I don’t agree with Dan Savage on everything: occasionally listening to his podcast drives me nuts. But most of the time it is a real breath of fresh air. In this video, he very eloquently gets across the message on why responsible non-monogamy is a deeply humanistic, respectful and appropriate ethic which salvages, rather than threatens, the mess we have made of the social institution of marriage when, around the 1950’s and with the rise of feminism, popular culture fundamentally redefined it by, as he puts it, “instead of extending to women the same license and latitude that men had always enjoyed, … impos[ing] on men the same limitations and restrictions that women had always endured“.
The new paradigm was not of course drawn from nowhere: the church had been preaching it for centuries. The point, however, is that we had always allowed ourselves double standards and endured the feelings of guilt and shame that went with them. Those double standards kept some lid on the extent of extramarital sex and the social consequences to which it could lead, but they did not, and could not, eliminate it.
The asymmetry in society’s standards which had slumbered beneath the surface for hundreds of years (ever since the counter-reformationist Council of Trent outlawed divorce in 1563), was clearly articulated in the first version of Napoleon’s seminal civil code, considered (for other reasons rightly) by him as his lifetime’s greatest achievement. The provisions on divorce are worth citing: article 229 states that “the husband may demand a divorce on the ground of his wife’s adultery,” article 230 by contrast that “the wife may demand divorce on the ground of adultery in her husband, when he shall have brought his concubine into their common residence.”
Such discriminatory provisions, of course, could not stand the test of time. Though divorce was again outlawed in restorationist France in 1816, when it was reinstated by the law of 1884, the clause on common residence (itself inspired by canon law, which seems to have been more ambivalent about extramarital relations as such) was struck out, thereby consecrating, for the first time in a legal text, the religious condemnation of adultery (whatever is the correct understanding of that term), paradoxically enough together with a facilitation of divorce on such grounds, which the Council of Trent explicitly excluded.
Dan is right when he says that the myth according to which extramarital desire is proof of lack of love and commitment is not only evident nonsense, but also pernicious to the very institution it seeks to associate itself with. If we go round pounding such notions, which are so obviously at odds with our biological nature, into everyone’s heads then it is no wonder relationships and families are a mess and it is no wonder that affective trauma gets passed from one generation to another. It is not easy to reconcile social monogamy with sexual non-exclusivity, but only because it requires a great deal of deconditioning and the demasking of a great deal of inherited suffering. Attempts to do so, under the likely conditions of asymmetric incentive between the partners, may often end in failure and acrimony or worse. Nevertheless, the idea that there is anything natural in the association between these two ideas has been comprehensively disproved by the accumulated experience of vast numbers of couples for whom it is, by now, a complete non-issue, indeed for whom open sexual boundaries have meant much greater, not less, intimacy.
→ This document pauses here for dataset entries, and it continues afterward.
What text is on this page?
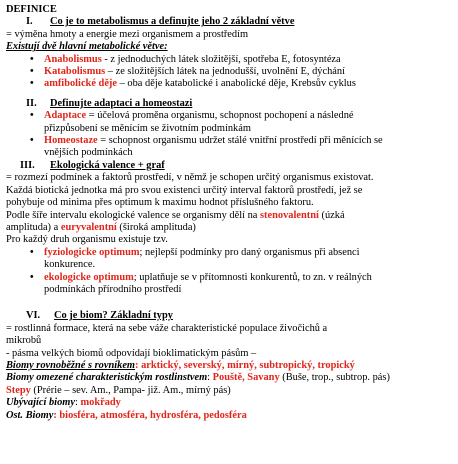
DEFINICE
I.	Co je to metabolismus a definujte jeho 2 základní větve
= výměna hmoty a energie mezi organismem a prostředím
Existují dvě hlavní metabolické větve:
• Anabolismus - z jednoduchých látek složitější, spotřeba E, fotosyntéza
• Katabolismus – ze složitějších látek na jednodušší, uvolnění E, dýchání
• amfibolické děje – oba děje katabolické i anabolické děje, Krebsův cyklus
II.	Definujte adaptaci a homeostazi
• Adaptace = účelová proměna organismu, schopnost pochopení a následné
přizpůsobení se měnícím se životním podmínkám
• Homeostaze = schopnost organismu udržet stálé vnitřní prostředí při měnících se
vnějších podmínkách
III.	Ekologická valence + graf
= rozmezí podmínek a faktorů prostředí, v němž je schopen určitý organismus existovat.
Každá biotická jednotka má pro svou existenci určitý interval faktorů prostředí, jež se
pohybuje od minima přes optimum k maximu hodnot příslušného faktoru.
Podle šíře intervalu ekologické valence se organismy dělí na stenovalentní (úzká
amplituda) a euryvalentní (široká amplituda)
Pro každý druh organismu existuje tzv.
• fyziologicke optimum; nejlepší podmínky pro daný organismus při absenci
konkurence.
• ekologicke optimum; uplatňuje se v přítomnosti konkurentů, to zn. v reálných
podmínkách přírodního prostředí
VI.	Co je biom? Základní typy
= rostlinná formace, která na sebe váže charakteristické populace živočichů a
mikrobů
- pásma velkých biomů odpovídají bioklimatickým pásům –
Biomy rovnoběžné s rovníkem: arktický, severský, mírný, subtropický, tropický
Biomy omezené charakteristickým rostlinstvem: Pouště, Savany (Buše, trop., subtrop. pás)
Stepy (Prérie – sev. Am., Pampa- již. Am., mírný pás)
Ubývající biomy: mokřady
Ost. Biomy: biosféra, atmosféra, hydrosféra, pedosféra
Dan’s is no self-interested male agenda, of which, being gay, he anyway cannot be suspected; it is a plea for relationships based on real respect, commitment and love between adult and equal human beings. The kind of relationship in which children prosper emotionally, and each partner feels more empowered in going about their life due to the love and stability they enjoy. It is surely high time for society to cast off the vestiges of shame around sexuality which objectively stand in the way of making the institutions work which they purport to defend.